Lillian G. Leger was also inducted posthumously. Born and raised in Fitchburg, Massachusetts. She began researching her Acadian roots after attending a cultural event in her city. Like many involved in genealogy research, Lillian asked her relatives about the Leger family history.

She collected names, dates and other facts and began making connections with individuals with the same interest. Lillian also began accumulating historical books on individuals and places in Acadia.

Acadians are descendants of French colonists who settled in Acadia during the 17th and 18th centuries.
The colony was located in what is now Eastern Canada’s Maritime Provinces of Nova Scotia, New Brunswick, Prince Edward Island, part of Quebec, and present-day Maine to the Kennebec River.

Lillian eventually created a library in the basement of her Fitchburg home and helped establish the Acadian Cultural Society.

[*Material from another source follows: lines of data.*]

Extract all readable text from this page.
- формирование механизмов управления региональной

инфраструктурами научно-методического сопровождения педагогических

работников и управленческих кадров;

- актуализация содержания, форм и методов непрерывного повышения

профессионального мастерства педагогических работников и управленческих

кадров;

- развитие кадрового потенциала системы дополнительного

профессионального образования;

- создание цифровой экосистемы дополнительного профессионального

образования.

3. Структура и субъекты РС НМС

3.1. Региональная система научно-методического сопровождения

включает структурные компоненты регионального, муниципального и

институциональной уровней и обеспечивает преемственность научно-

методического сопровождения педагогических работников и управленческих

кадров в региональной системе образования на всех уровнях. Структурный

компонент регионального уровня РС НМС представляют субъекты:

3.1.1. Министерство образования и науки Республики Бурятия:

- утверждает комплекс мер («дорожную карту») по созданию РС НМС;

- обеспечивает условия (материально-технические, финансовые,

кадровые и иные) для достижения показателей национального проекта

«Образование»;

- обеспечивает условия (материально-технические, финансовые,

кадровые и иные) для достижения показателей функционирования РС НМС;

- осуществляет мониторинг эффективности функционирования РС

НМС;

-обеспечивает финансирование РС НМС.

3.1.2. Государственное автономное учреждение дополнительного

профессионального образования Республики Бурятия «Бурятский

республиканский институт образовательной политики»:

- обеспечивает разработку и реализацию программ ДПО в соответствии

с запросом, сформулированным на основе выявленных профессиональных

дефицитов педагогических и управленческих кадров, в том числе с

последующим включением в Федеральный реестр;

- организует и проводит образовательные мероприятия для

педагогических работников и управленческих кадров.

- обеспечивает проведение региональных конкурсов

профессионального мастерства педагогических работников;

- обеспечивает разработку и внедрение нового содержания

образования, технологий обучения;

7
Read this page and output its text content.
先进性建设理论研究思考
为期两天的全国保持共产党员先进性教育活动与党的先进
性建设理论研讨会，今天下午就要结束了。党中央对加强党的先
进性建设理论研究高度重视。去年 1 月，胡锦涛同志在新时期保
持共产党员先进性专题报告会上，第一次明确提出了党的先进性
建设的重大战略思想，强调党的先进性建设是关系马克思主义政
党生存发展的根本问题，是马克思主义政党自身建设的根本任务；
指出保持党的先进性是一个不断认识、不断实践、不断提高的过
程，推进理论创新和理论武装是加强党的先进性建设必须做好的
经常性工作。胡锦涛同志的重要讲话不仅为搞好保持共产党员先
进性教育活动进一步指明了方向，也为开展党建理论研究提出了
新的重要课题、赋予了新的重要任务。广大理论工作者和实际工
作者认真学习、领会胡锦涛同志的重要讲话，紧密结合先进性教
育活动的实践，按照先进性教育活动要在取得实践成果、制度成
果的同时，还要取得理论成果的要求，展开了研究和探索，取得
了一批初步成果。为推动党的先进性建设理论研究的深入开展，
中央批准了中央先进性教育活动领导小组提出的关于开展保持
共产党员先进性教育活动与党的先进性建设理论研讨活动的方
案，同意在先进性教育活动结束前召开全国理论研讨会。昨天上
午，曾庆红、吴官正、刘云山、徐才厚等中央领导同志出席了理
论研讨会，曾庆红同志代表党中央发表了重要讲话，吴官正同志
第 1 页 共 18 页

She added microfilm, databases of birth, deaths, and marriages of the Archdiocese of Moncton, New Brunswick.
As membership grew the society shifted its meetings to the Fitchburg Public Library, where the society’s collection is permanently housed. AFGS also has received some of the society’s materials.

In addition to her work on behalf of Acadian genealogy, Lillian was also a founder of the New England Regional Genealogical Conference. The Conference has been held every 18 months in cities around New England since 1992.

Lillian was also very community and civic-minded. She served on the Fitchburg Housing Authority, the Cleghorn Neighborhood Center, the United Way, the Fitchburg Public Library board. She was an Election Warden and chaired the city’s Franco-American Committee.

Lillian’s sister Alice Leger accepted the award on behalf of the Leger family.